単純に想像すると鎌は扱いやすそうだ。鎖鎌という有名な武器もあるし、鎌使いはどこか格好いい。
だが“最初に握る一本”として、しっくり来るのは――。
「これかな」
「え? 鍬?」
俺が手を伸ばした柄の長い鍬を見て、秋月が目を丸くする。確かに、あえて鍬を選ぶ冒険者は珍しいだろう。
「悪い選択じゃないぞ」
言って楓師範がうなずく。どこか感心したような顔つきにも思えた。
「鍬術という分野もあるし、構えは棒術に近い。柄のリーチを活かせば、少ない力でも強力な打撃になる。山守流にも農具を転用した型が伝わっている」
そう励まされ、俺は鍬を構えた。畑を耕す要領で握り、腰を落とすと確かに自然な重心だ。柄を返して振り下ろし、刃床部を突きに転じる――反復するだけで、身体の奥から力が涌く気がした。
「ワン!」
「おっ、モコも何か試したいのか」
「ワンワン!」
師範に向けて意欲を示したモコは、壁に掛かった三節棍を指差す。
「大人用は大きいな。少し待て」
師範が奥からキッズサイズを持ち出してくれた。
「これなら扱えるだろう」
「ワン!」
モコは嬉しそうに三節棍を構える。だが初めての振り返しで、勢い余って自分の後頭部にゴツン!
「モコ、大丈夫か!」
「ワン……」
モコが涙目で俺にしがみつくが、すぐに気を取り直し――
「ワン!」
元気よく吠え師範の前へ戻った。
「その根性は上等だ。まずは鎖の長さを殺さず、肩の延長で回す感覚を覚えろ」
師範の的確な指示に、モコも真剣だ。
「ピキィ~?」
「ラムちゃんも挑戦したい?」
「ピキィ!」
ラムには秋月と紅葉が付き添い、小太刀ほどの木刀を選んだ。身体をぷるんと伸ばし、得意げに突きを繰り出す姿が何とも愛らしい。

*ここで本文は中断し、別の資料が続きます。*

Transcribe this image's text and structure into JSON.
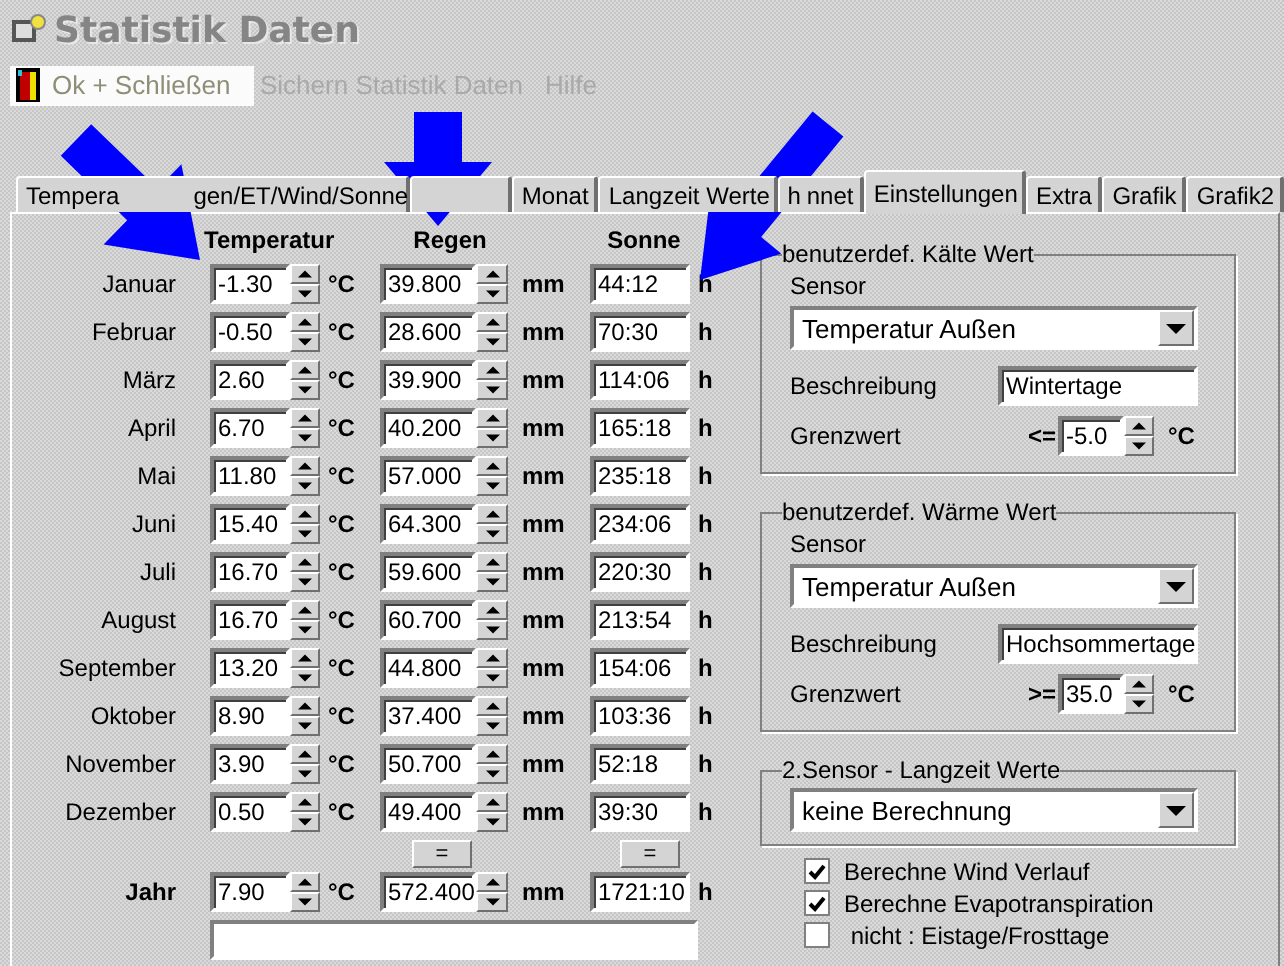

俺は再び鍬を握る。土を耕すイメージで振り下ろし、返して突く。月見さんがそっと声をかけた。
「鍬を振るうなら“土の重み”を掌で感じて。父もよく『自然の流れに身を任せよ』と言っておりましたわ」
落葉翁の言葉――確かに、あの人らしい。俺は鍬を構え直し、畳の下に広がる大地を意識してもう一度振る。

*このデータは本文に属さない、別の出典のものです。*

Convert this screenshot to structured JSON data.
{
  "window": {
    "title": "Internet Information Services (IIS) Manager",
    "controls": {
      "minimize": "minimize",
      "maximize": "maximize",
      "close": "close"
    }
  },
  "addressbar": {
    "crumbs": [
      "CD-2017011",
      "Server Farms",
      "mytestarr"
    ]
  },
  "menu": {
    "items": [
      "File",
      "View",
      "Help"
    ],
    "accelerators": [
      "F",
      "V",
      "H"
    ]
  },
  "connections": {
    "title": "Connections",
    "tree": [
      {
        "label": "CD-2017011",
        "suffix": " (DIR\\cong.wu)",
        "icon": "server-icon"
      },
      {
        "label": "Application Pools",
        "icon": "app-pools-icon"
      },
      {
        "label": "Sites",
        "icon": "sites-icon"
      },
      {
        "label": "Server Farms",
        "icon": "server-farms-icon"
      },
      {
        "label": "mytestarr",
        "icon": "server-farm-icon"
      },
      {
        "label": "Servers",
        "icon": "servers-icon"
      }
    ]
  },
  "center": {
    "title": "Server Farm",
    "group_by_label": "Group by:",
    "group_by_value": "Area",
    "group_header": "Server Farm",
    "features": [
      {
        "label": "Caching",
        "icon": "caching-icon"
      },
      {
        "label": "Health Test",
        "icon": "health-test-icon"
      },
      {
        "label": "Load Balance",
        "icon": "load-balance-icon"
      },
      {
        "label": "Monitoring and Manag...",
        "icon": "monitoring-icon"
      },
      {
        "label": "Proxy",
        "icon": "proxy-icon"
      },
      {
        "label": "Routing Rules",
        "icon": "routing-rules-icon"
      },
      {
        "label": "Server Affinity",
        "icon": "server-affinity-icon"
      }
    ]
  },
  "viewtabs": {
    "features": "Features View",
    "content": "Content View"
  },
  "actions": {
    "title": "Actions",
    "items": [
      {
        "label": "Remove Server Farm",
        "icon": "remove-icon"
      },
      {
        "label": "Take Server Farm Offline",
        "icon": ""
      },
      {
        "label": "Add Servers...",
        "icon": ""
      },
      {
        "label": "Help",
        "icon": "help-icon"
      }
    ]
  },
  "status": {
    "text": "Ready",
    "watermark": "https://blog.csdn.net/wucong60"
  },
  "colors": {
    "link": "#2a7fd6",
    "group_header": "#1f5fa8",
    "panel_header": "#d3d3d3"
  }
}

その頃モコは三節棍を滑らかに回転させ、ラムは木刀で華麗に足払いの真似。道場には柔らかな夕光が差し込み、乾いた音が心地よく響いた。
こうして俺たちは、それぞれに“今の自分に合った武器”を手にし、汗を流し続けた――どれが本当に自分の戦い方になるのか、確信を得るのはまだ先だが。